The company said the Gainsight app has also been “temporarily pulled” from the Hubspot Marketplace, a move that may impact OAuth access for customer connections with that platform. “No suspicious activity related to Hubspot has been observed at this point. These are precautionary steps only.”
While broader impact hasn’t been confirmed, the potential scope beyond Salesforce suggests the breach might have compromised any service Gainsight customers connected to the platform.
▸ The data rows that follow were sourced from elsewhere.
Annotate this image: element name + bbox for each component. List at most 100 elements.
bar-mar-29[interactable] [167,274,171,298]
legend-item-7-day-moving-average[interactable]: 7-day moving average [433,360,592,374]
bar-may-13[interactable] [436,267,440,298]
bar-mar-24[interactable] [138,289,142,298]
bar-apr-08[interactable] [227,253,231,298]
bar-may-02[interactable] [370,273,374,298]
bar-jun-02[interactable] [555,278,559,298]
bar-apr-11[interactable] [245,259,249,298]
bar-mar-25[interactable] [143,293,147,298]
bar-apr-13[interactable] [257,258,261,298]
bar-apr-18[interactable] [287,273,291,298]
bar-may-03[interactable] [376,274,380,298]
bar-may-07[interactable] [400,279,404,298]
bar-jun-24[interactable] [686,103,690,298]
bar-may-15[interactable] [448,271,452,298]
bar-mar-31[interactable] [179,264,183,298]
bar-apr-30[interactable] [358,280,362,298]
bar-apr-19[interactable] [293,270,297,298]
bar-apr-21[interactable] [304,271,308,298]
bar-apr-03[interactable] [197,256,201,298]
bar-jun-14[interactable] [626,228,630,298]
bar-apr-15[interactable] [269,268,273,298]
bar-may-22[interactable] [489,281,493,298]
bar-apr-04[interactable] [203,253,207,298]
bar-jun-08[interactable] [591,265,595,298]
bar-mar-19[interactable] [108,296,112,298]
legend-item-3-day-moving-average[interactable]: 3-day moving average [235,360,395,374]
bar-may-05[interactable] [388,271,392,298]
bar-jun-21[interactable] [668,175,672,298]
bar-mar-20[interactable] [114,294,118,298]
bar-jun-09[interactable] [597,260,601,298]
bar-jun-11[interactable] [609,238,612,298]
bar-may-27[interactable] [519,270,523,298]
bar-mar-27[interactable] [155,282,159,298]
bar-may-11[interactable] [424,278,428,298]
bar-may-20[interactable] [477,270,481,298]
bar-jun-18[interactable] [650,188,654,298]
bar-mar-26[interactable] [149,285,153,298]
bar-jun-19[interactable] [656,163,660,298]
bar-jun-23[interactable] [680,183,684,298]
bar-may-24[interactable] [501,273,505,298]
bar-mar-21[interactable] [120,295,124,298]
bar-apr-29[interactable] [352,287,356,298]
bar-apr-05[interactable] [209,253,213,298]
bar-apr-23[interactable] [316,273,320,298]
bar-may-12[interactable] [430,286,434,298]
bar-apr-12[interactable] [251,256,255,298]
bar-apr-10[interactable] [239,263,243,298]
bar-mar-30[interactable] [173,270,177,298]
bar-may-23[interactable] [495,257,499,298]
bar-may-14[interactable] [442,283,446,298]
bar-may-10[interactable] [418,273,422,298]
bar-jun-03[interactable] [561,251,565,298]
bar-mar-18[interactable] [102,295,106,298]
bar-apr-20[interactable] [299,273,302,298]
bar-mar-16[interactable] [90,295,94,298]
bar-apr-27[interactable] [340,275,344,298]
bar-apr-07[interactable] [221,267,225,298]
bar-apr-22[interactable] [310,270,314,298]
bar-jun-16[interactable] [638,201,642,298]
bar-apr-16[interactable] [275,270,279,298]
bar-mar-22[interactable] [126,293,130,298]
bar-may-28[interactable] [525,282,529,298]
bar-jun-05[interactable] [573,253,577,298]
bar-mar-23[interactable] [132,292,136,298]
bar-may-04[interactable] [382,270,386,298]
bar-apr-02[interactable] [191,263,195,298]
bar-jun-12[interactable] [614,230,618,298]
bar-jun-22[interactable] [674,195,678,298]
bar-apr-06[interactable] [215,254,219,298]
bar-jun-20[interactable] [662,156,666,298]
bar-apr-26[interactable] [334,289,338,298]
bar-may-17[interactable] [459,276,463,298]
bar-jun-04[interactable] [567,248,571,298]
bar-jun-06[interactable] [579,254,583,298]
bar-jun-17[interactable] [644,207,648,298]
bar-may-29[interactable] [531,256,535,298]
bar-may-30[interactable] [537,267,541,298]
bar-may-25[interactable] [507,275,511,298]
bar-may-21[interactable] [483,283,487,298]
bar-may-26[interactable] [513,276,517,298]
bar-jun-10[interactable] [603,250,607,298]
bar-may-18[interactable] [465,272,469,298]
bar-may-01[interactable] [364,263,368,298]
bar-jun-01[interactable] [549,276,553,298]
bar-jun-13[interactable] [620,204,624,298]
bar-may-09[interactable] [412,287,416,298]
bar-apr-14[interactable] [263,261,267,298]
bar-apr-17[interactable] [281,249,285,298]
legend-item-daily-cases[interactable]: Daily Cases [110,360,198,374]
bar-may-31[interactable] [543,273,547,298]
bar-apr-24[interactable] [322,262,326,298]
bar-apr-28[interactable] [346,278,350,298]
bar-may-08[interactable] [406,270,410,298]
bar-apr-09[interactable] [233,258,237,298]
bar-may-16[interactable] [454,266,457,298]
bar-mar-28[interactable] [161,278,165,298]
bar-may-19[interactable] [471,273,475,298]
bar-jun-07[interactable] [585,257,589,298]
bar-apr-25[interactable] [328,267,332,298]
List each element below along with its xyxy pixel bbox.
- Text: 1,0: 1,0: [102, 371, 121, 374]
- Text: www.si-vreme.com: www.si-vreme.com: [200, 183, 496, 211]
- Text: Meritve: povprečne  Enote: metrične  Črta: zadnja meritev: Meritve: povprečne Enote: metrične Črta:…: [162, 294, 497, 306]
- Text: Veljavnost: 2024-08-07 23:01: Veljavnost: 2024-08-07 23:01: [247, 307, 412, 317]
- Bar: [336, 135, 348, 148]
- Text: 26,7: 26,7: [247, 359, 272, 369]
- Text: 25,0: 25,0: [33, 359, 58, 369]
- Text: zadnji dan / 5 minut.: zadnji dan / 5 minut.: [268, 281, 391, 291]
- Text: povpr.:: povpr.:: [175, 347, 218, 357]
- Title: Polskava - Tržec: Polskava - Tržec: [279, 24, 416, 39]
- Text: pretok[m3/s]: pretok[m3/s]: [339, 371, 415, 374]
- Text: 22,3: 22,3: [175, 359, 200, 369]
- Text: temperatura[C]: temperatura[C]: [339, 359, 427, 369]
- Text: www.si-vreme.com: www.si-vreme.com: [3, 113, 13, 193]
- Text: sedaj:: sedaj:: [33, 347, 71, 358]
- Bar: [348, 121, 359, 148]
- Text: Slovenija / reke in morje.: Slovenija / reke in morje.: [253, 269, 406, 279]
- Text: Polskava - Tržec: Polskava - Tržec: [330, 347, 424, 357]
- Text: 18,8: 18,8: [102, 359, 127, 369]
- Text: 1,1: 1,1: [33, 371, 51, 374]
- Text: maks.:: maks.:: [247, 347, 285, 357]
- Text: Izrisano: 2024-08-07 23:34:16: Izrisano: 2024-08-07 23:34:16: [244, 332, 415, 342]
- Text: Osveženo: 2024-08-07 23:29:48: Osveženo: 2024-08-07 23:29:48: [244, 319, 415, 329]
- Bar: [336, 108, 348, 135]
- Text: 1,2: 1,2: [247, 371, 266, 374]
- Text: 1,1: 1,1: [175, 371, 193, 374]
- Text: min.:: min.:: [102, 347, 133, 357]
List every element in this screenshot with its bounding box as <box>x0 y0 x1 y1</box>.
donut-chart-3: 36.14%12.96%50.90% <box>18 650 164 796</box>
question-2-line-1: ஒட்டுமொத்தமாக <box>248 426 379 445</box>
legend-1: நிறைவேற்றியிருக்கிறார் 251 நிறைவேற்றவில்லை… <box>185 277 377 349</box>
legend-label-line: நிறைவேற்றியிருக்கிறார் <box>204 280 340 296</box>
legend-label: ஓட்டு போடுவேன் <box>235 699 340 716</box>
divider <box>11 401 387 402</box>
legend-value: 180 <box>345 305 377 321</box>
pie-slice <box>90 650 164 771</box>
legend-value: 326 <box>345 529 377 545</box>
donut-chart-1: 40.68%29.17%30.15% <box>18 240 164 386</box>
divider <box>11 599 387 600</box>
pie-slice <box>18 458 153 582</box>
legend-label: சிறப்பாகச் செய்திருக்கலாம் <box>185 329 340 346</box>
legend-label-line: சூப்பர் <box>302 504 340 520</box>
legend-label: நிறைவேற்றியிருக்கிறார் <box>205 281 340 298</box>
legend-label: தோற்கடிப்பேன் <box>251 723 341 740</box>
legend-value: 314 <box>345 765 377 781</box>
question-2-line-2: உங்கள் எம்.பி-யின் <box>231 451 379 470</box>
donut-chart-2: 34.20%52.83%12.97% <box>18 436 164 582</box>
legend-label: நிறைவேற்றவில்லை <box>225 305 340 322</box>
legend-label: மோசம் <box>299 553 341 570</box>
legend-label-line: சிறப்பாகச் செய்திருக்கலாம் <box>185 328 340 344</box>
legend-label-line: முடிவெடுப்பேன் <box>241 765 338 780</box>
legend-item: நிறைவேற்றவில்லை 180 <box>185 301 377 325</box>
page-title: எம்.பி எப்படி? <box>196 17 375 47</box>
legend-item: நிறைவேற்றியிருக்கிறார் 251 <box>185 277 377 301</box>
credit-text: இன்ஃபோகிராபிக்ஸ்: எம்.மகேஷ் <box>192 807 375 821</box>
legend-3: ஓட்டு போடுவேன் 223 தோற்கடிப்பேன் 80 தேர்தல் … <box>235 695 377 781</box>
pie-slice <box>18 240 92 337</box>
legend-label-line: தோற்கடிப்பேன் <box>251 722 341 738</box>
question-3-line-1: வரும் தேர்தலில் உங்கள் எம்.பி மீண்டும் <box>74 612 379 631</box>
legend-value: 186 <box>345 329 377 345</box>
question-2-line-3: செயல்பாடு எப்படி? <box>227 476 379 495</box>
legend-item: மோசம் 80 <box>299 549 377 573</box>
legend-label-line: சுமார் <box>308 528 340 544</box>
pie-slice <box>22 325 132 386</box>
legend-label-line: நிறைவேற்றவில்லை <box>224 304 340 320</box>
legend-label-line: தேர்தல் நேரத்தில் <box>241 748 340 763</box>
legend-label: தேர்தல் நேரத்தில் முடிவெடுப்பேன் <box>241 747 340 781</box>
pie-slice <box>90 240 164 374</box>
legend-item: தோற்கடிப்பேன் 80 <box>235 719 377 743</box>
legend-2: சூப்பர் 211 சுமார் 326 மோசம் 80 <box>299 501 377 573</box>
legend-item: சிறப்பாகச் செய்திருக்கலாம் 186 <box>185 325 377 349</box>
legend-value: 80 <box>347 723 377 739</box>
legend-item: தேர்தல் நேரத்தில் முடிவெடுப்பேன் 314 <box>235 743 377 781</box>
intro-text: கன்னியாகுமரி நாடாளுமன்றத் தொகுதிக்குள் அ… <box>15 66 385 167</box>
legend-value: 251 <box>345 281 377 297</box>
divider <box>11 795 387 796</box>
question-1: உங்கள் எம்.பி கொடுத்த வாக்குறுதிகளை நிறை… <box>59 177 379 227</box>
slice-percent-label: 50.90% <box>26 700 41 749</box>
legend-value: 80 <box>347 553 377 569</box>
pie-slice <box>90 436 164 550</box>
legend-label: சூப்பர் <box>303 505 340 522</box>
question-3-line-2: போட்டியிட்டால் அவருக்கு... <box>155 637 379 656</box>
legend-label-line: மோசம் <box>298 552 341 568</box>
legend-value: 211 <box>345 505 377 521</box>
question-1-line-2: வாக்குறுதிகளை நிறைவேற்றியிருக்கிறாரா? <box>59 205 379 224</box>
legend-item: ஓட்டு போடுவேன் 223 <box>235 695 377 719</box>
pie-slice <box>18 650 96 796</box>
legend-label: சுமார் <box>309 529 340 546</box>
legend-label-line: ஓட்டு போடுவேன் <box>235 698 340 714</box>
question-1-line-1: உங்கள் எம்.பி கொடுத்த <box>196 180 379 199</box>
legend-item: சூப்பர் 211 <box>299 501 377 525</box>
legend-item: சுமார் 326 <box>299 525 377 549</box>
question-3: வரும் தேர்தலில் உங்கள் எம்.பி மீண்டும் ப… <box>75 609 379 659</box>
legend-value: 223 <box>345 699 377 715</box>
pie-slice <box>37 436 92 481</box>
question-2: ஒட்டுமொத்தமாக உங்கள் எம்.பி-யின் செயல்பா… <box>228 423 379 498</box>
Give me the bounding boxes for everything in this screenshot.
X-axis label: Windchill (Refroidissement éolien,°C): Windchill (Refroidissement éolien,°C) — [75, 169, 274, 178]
As Google security researchers responded to the Salesloft Drift attacks in August, they determined any user that integrated the AI chat agent platform to another service may have been compromised.
In a twist of irony, Gainsight previously said it was also one of the Salesloft Drift customers impacted in the previous attacks.
Gainsight, which said its internal investigation is ongoing, did not say how its customers’ access tokens may have been compromised. Salesloft ultimately pinned the root cause of the Drift supply-chain attacks to a threat group that gained access to its GitHub account as far back as March, lurking in the Salesloft application environment undetected until it stole data from hundreds of organizations during a 10-day period in mid-August.
Gainsight, which said its internal investigation is ongoing, did not respond to a request for comment.